The gains were likely due to supportive data from a private-sector survey in China, which showed factory activity returned to expansion in June, said Randall Rothenberg, risk intelligence expert at US oil brokerage Liquidity Energy.

Expectations that Saudi Arabia will raise its August crude oil prices for buyers in Asia to a four-month high, and firm premiums for Russian ESPO Blend crude oil, were also supporting the notion of robust demand, Rothenberg said.

Meanwhile, oil’s gains were kept in check by expectations that the OPEC+ group will raise its August crude oil output by an amount similar to the outsized hikes agreed in May, June, and July. Four OPEC+ sources told Reuters last week that the group plans to raise output by 411,000 bpd next month when it meets on July 6. “All eyes will be on OPEC+’s decision over the weekend, when the group is expected to add another 411,000 bpd of production in an effort to gain more market share, primarily over the US shale producers,” StoneX energy analyst Alex Hodes wrote to clients.

Besides gaining market share from US shale producers, which pumped oil at a record pace in April according to official data released on Monday, the group has also been trying to punish overproducing members. OPEC+ member Kazakhstan, one of world’s 10 largest oil producers, raised oil production last month to match an all-time high, a source familiar with the data told Reuters on Tuesday.

Saudi Arabia, the de facto leader of the OPEC+ group, raised its June crude oil exports to the fastest rate in a year, data from Kpler showed. “These exports are flooding out even faster than the OPEC+ deal implies during the summer when peak domestic demand typically keeps oil supplies closer to home,” Hodes said.

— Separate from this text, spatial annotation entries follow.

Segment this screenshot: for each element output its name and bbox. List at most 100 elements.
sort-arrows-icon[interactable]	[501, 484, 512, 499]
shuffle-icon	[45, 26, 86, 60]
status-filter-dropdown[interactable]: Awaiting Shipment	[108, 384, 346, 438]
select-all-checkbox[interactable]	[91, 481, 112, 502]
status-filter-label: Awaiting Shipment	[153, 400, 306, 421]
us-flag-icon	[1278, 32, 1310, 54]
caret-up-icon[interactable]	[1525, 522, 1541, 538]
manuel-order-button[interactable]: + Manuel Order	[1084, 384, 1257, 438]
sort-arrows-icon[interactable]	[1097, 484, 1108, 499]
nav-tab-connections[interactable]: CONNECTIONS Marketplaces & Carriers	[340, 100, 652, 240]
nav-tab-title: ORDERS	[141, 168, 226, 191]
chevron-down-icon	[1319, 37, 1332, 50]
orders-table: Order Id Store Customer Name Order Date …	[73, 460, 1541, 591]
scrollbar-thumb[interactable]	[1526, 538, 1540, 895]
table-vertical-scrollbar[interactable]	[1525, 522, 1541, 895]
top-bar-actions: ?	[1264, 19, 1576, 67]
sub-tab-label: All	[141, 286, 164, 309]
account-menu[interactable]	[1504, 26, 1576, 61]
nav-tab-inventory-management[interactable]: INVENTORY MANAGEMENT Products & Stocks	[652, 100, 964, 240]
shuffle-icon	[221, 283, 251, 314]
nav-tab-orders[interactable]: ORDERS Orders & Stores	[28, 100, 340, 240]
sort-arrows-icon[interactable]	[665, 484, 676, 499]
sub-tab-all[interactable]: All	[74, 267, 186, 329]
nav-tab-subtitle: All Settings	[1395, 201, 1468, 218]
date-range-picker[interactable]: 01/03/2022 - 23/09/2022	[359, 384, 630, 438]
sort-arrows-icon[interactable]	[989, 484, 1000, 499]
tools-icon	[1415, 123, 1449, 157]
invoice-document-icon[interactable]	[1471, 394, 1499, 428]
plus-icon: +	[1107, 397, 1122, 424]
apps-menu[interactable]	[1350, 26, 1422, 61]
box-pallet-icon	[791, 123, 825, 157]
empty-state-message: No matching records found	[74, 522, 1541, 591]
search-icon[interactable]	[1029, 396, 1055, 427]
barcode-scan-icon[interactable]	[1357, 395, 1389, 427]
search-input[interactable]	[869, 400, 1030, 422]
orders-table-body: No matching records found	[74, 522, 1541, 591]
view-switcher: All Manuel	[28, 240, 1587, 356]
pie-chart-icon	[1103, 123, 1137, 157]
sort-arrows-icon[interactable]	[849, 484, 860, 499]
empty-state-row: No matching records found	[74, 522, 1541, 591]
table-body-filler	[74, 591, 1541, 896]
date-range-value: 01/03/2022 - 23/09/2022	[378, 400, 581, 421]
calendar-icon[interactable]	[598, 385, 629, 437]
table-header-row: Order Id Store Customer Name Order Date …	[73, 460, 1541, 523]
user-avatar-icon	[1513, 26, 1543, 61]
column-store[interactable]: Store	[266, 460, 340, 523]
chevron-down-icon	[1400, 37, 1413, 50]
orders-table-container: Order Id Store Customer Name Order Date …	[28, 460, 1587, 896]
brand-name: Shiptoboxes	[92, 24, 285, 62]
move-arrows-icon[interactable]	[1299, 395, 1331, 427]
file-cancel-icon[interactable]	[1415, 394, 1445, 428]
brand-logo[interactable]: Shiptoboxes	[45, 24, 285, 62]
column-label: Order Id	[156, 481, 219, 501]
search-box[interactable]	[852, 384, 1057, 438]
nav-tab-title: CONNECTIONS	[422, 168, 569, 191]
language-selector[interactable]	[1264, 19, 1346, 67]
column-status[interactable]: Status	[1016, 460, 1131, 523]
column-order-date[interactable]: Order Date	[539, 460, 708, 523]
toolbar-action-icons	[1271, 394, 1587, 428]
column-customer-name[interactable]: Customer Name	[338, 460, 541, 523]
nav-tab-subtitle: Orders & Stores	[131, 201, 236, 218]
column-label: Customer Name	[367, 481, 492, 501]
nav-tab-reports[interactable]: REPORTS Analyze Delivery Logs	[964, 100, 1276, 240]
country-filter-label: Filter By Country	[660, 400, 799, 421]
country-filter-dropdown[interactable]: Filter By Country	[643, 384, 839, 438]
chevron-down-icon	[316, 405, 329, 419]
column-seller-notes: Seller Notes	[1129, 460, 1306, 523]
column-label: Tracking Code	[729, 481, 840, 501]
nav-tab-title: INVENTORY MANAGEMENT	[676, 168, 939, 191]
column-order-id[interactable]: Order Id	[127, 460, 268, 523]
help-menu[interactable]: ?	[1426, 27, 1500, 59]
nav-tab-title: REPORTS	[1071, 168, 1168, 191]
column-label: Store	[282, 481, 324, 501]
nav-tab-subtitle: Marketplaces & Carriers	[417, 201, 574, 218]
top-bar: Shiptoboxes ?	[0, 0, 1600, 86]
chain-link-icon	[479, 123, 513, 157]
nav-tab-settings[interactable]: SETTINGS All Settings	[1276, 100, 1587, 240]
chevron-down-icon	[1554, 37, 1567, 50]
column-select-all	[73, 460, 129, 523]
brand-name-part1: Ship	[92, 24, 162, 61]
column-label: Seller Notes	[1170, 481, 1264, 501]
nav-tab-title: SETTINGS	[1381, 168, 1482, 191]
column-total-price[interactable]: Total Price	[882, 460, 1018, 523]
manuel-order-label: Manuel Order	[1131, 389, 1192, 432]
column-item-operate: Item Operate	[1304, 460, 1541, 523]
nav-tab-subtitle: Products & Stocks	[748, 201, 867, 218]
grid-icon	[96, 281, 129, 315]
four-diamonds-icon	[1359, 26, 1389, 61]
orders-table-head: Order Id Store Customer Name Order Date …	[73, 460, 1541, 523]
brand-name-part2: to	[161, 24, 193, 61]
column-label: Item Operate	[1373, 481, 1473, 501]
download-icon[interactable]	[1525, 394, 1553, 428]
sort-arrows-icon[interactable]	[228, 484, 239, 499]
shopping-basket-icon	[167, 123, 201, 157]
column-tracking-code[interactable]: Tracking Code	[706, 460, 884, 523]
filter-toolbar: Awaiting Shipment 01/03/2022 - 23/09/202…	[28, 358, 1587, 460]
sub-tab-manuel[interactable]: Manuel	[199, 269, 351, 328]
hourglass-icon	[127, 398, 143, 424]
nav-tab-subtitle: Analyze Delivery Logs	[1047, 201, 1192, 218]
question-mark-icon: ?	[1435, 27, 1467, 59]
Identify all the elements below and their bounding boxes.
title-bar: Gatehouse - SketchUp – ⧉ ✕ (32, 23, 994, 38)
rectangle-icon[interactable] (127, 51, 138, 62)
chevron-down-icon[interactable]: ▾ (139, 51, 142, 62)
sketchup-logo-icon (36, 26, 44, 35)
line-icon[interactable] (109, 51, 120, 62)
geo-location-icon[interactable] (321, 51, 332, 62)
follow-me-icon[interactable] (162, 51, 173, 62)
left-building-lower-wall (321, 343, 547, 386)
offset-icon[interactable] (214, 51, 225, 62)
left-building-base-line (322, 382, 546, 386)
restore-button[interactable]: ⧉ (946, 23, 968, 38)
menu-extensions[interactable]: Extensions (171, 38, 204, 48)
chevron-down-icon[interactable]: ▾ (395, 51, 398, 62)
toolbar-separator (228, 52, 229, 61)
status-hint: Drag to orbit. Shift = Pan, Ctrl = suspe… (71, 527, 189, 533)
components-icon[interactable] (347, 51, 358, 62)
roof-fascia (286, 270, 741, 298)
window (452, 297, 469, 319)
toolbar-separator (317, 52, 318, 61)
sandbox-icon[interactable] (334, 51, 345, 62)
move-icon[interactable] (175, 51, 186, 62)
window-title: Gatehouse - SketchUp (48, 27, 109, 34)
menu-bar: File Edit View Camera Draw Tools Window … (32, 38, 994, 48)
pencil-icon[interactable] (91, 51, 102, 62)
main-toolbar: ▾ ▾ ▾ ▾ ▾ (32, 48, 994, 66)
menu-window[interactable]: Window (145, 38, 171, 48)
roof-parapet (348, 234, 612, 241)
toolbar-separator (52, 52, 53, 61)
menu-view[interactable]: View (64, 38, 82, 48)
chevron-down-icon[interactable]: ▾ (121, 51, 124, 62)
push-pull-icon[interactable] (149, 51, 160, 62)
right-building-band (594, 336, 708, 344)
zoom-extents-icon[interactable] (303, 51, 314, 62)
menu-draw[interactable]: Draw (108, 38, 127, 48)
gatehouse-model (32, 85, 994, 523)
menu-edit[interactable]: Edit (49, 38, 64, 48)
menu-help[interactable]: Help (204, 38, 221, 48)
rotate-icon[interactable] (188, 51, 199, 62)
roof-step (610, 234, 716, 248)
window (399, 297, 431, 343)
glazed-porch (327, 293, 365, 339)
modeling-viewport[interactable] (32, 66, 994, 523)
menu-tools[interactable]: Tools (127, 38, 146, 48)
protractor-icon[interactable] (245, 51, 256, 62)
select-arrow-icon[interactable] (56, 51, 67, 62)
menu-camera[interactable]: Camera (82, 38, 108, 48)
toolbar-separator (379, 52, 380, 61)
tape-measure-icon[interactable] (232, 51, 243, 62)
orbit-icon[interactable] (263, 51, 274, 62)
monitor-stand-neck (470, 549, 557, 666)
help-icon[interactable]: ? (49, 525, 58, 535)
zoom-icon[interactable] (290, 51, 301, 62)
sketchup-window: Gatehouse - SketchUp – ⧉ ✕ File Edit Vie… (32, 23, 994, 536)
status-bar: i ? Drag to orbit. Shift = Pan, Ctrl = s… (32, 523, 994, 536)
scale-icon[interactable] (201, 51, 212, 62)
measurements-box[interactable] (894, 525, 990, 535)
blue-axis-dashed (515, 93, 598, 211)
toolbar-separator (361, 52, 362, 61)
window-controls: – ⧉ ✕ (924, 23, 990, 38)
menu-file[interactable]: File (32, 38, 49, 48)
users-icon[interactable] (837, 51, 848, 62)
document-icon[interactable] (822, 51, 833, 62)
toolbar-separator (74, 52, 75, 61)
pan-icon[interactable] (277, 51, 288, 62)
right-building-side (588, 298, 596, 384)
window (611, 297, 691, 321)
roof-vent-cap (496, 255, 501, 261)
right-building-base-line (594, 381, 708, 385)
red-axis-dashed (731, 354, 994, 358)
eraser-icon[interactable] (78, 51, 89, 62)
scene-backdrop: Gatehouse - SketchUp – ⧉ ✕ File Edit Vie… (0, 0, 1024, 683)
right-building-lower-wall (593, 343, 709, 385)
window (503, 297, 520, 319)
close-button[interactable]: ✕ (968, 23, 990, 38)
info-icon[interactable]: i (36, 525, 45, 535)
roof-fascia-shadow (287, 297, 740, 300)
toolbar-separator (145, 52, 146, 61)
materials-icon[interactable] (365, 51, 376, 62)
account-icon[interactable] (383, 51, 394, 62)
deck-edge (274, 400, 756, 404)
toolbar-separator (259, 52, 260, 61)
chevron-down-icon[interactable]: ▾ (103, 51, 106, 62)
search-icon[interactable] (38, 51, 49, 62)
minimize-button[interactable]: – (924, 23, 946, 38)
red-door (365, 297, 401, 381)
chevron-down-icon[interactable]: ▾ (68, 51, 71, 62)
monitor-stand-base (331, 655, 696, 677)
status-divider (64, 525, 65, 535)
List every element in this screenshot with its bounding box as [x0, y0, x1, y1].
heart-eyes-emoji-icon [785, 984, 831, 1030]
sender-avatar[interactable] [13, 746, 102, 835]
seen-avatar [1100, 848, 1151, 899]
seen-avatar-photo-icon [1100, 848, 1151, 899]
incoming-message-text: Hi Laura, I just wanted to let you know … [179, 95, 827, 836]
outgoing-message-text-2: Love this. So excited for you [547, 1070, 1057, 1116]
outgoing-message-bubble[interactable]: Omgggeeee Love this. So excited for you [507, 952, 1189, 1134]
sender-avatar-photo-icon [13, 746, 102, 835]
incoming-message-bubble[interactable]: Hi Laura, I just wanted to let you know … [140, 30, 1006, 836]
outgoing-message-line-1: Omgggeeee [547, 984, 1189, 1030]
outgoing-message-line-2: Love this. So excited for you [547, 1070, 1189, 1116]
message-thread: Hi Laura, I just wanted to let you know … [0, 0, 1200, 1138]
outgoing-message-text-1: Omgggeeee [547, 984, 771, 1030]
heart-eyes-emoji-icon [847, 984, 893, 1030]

Investors are also watching trade negotiations ahead of US President Donald Trump’s tariff deadline of July 9. US Treasury Secretary Scott Bessent warned that countries could be notified of sharply higher tariffs despite good-faith negotiations as that deadline approaches, when tariff rates are scheduled to revert from a temporary 10% level to the ones Trump announced on April 2 and then suspended. The European Union wants immediate relief from tariffs in key sectors as part of any trade deal with the US due by the July 9 deadline, EU diplomats told Reuters.